Frequently Asked Questions About DUI in Tennessee
What is the implied consent law in Tennessee?
In Tennessee, anyone who drives a vehicle is deemed to have given consent to have a chemical test on their blood, breath or urine to determine their alcohol content. Again, before an officer may request a chemical test, he must have reasonable cause for believing that you were driving under the influence. If the court finds that you are in violation of the implied consent law, your license will be suspended for one to five years depending upon the specific circumstances of your case. If you violate the implied consent law while driving on a suspended license, a license that has been revoked for vehicular assault, vehicular homicide or aggravated vehicular homicide, the violation will be classified as a Class A misdemeanor and you will face a minimum sentence of five days and a maximum of eleven months and twenty-nine days in jail and a fine of up to $1000.
Can I be stopped and arrested for DUI even if the vehicle was not moving?
Yes, in Tennessee the prosecution need not show that the offender was actually driving the car at the time of the DUI arrest. Being in “physical control” of the vehicle could simply mean sitting in the car while parked. It is enough that you became impaired and subsequently placed yourself in a position to put the vehicle in motion.
Do I have the right to talk to an attorney before I give a sample?
No, in Tennessee a motorist does not have the right to speak with an attorney before making the decision of whether or not to submit to a chemical test. Further, if you delay in giving your consent to a chemical test, this may be deemed as a refusal and you may be charged with an implied consent violation.
Do I have to give a blood or urine sample?
In Tennessee, you do have the right to refuse a chemical test. Given the implied consent law, if you are driving a vehicle, you are deemed to have given consent to a chemical test to determine the alcohol or drug content of your blood. However, state law also provides that a motorist can refuse to submit to a chemical test. If you do choose to refuse a chemical test, keep in mind that you will be subjected to a one to two year license suspension for violating the implied consent law.
Do I have to submit to a field sobriety test?
No, you are not required to submit to a field sobriety test at the request of a police officer. However, the police officer is also under no obligation to inform you that field sobriety tests are optional.
What happens if I am found to be driving on a suspended license after my DUI conviction?
Driving on a suspended license after your license has been revoked for a DUI charge will be charged as a new misdemeanor crime. Penalties may include fines, jail time and an additional license suspension of one year. Thus, it is it important not to drive on a suspended license after a DUI conviction.
What happens if you are an out-of-state driver convicted of a DUI in Tennessee?
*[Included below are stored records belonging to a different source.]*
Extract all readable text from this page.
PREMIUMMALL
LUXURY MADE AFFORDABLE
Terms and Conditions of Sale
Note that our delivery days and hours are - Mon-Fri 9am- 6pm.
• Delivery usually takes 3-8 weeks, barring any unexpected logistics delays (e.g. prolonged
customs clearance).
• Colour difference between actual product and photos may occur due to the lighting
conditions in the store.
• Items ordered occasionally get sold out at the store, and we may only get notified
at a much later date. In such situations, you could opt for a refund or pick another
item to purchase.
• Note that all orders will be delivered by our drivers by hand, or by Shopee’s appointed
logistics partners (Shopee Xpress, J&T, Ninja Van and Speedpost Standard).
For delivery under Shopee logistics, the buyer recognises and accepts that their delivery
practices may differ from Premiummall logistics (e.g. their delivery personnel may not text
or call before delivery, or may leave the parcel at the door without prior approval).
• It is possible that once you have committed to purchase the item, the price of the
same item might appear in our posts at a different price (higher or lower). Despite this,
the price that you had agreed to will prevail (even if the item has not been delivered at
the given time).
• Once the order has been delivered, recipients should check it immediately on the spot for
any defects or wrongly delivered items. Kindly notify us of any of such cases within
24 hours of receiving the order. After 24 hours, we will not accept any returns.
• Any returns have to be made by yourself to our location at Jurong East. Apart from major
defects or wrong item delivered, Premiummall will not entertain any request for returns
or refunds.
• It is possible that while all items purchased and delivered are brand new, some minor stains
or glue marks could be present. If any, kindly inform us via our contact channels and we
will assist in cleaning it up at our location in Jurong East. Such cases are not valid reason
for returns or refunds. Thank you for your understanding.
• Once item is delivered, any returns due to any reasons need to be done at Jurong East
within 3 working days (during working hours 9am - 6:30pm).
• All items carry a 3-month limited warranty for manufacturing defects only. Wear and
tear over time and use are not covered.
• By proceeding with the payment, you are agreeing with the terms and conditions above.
If your driver’s license is suspended in Tennessee and you are from another state, Tennessee has no jurisdiction over licenses issued by other states. Further, Tennessee is not among the forty-five states that are members of the Driver License Compact. The compact states report out-of-state DUI’s to the motorist’s home state. However, even though Tennessee is not a member of the Driver’s License Compact, your home state will still likely learn of your DUI conviction. Further, if your home state does learn of the conviction, your license will most likely be revoked there as well.
What happens if you miss your Tennessee court appearance?
You should avoid missing any court appearance. At a minimum the Tennessee court will likely issue a warrant for your arrest (bench warrant) and you may also face new criminal charges for failing to appear.